Al final nadie supo qué me estaba ocurriendo y me dieron una aspirina. ¡Se estaban riendo de mí!, así que decidí denunciarles. Salí del hospital y acudí a una comisaría donde Armando, un policío muy amable (que luego resultó ser un simple recluto), me indicó la forma de presentar la denuncia.  Mientras lo hacía aparecieron por allí una pareja de funcionarios con gabardina y gafas de sol. La mujer era del servicio secreto y el hombre era un espío de la embajada de Andorra. Me enteré porque me lo dijo Armando el recluto, que en ese momento estaba en lo alto de una garita como si se tratara del vigío de un barco. Mientras me sellaban la denuncia me contó que no le importaba estar allí subido porque la cosa de la vigilancia le venía de familia, que su abuelo había sido guardio urbano y su padre socorristo en una piscina pública.
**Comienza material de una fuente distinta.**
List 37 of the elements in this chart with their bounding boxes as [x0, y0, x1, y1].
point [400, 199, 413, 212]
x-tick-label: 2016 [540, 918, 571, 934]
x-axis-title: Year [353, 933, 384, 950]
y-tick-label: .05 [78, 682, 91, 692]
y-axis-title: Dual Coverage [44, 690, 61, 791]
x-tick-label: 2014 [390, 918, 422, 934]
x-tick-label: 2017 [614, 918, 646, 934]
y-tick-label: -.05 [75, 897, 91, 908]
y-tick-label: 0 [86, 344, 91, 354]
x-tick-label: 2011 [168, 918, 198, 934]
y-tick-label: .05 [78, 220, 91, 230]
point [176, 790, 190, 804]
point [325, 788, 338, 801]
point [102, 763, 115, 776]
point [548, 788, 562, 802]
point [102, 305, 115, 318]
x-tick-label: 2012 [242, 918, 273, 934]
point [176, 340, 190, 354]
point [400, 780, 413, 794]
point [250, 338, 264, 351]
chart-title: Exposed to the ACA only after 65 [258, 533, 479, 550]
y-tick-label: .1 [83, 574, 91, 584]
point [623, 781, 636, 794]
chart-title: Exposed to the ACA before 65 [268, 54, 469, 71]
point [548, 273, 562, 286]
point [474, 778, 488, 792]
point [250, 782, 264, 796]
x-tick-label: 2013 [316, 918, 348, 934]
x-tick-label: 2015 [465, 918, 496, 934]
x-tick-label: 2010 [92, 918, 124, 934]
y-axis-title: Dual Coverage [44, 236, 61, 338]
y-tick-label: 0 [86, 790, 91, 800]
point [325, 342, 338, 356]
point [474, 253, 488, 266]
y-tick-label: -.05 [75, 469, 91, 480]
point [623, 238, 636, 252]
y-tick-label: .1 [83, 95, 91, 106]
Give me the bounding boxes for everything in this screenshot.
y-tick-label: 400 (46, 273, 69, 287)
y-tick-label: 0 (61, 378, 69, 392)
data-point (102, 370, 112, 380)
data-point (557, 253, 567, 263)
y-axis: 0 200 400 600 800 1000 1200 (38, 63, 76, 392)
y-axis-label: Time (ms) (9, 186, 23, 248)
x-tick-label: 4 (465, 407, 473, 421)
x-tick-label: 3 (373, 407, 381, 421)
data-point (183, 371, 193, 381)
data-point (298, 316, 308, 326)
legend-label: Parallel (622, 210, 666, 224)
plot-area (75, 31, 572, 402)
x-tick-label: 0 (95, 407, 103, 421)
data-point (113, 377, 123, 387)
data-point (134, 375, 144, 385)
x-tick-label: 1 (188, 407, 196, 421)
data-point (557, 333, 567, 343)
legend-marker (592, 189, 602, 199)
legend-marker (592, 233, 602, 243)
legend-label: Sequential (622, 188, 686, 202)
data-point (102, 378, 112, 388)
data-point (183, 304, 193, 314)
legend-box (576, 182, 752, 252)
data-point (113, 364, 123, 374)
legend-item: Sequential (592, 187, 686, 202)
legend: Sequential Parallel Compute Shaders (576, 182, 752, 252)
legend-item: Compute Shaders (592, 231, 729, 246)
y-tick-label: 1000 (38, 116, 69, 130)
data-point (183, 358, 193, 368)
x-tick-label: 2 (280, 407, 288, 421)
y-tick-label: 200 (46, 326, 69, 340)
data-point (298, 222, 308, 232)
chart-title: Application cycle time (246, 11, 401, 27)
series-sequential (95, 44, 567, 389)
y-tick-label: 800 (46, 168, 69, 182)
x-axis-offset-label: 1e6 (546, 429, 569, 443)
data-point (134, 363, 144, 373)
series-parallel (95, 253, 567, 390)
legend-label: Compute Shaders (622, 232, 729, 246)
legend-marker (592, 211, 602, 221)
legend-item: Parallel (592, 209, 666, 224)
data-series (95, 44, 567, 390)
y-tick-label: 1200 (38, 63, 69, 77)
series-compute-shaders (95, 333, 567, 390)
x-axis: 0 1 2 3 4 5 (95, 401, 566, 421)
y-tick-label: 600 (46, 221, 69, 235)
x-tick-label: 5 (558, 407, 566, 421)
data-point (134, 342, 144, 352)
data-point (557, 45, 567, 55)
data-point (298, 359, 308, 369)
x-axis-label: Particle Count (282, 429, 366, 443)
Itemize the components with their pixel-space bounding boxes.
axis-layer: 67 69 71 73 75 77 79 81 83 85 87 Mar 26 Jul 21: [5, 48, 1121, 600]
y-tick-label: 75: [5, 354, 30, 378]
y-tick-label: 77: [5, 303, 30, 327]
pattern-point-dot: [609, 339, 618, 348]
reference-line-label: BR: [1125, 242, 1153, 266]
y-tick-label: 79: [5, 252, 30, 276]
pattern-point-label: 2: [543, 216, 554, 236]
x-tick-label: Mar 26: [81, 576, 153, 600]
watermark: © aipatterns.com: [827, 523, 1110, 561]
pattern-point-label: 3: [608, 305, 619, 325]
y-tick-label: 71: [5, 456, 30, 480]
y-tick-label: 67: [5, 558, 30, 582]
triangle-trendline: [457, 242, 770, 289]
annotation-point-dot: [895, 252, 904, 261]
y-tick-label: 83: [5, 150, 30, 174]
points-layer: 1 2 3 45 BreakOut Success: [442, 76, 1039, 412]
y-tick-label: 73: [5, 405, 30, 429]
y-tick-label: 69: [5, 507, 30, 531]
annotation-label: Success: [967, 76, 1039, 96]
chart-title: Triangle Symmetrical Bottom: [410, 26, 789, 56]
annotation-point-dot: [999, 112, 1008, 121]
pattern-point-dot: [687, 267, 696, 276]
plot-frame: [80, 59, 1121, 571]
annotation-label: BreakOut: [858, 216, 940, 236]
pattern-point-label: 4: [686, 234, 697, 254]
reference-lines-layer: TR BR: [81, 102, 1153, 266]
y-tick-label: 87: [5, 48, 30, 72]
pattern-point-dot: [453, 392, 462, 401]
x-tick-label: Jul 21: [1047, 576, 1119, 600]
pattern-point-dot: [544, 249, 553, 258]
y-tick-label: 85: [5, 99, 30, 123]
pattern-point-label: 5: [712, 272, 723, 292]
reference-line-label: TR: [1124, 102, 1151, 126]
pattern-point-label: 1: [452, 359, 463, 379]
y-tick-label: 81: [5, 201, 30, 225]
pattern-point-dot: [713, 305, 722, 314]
Era un tipo agradable y entablamos conversación. Él ya me había hablado de su vida, así que yo comencé con la mía. Le conté que provenía de una familia de artistas y artistos, que mi madre era bailarina y mi padre trapecisto, mi abuelo equilibristo y mi abuela cantanta, y que una prima de mi cuñada era bruja y su hijo pitoniso. Entonces apareció Enrique, un tipo simpático y pizpireto al que le habían robado la cartera y, una vez encontrado por un agente y una agenta, salía de la comisaría de recogerla. Nos vio tan animados que se unió a nuestra conversación asegurándonos que para familia la suya, que en la casa en la que vivía aún se paseaban los fantasmas y fantasmos de sus antepasados y antepasadas, que buscando por la Red (él era un internauto consumado) había encontrado a Blas, un eremito solitario que creía en el profeto Isaías y que le aseguraba poder limpiar de espectros y espectras su casa. Pero no pudo, porque era tal la variedad de profesiones de los hombres de su familia (electricistos, economistos, estilistos), y de las mujeres (pilota de avión, sargenta del ejército, gerenta de una clínica) que no encontró una línea común para atajar el problema de las apariciones y desistió.
Le expliqué entonces que yo conocía a Pedro Sánchez, que era un magnífico documentalisto que ayudaba al guionisto de un programa de televisión de esos de esoterismo. Se lo recomendé por si podía ayudarle. Me lo agradeció de veras y me dijo que le llamaría siempre y cuando don Andrés, párroco de su barrio y curo de vocación, fuera a su casa y echara unas bendiciones, a ver si surtían efecto.
Y así, encontrándome ya mejor, volví a mi casa a seguir viendo la tele, pero con la sensación de haber hecho el idioto, el gilipollos y el troglodito. Y es que no tengo remedio.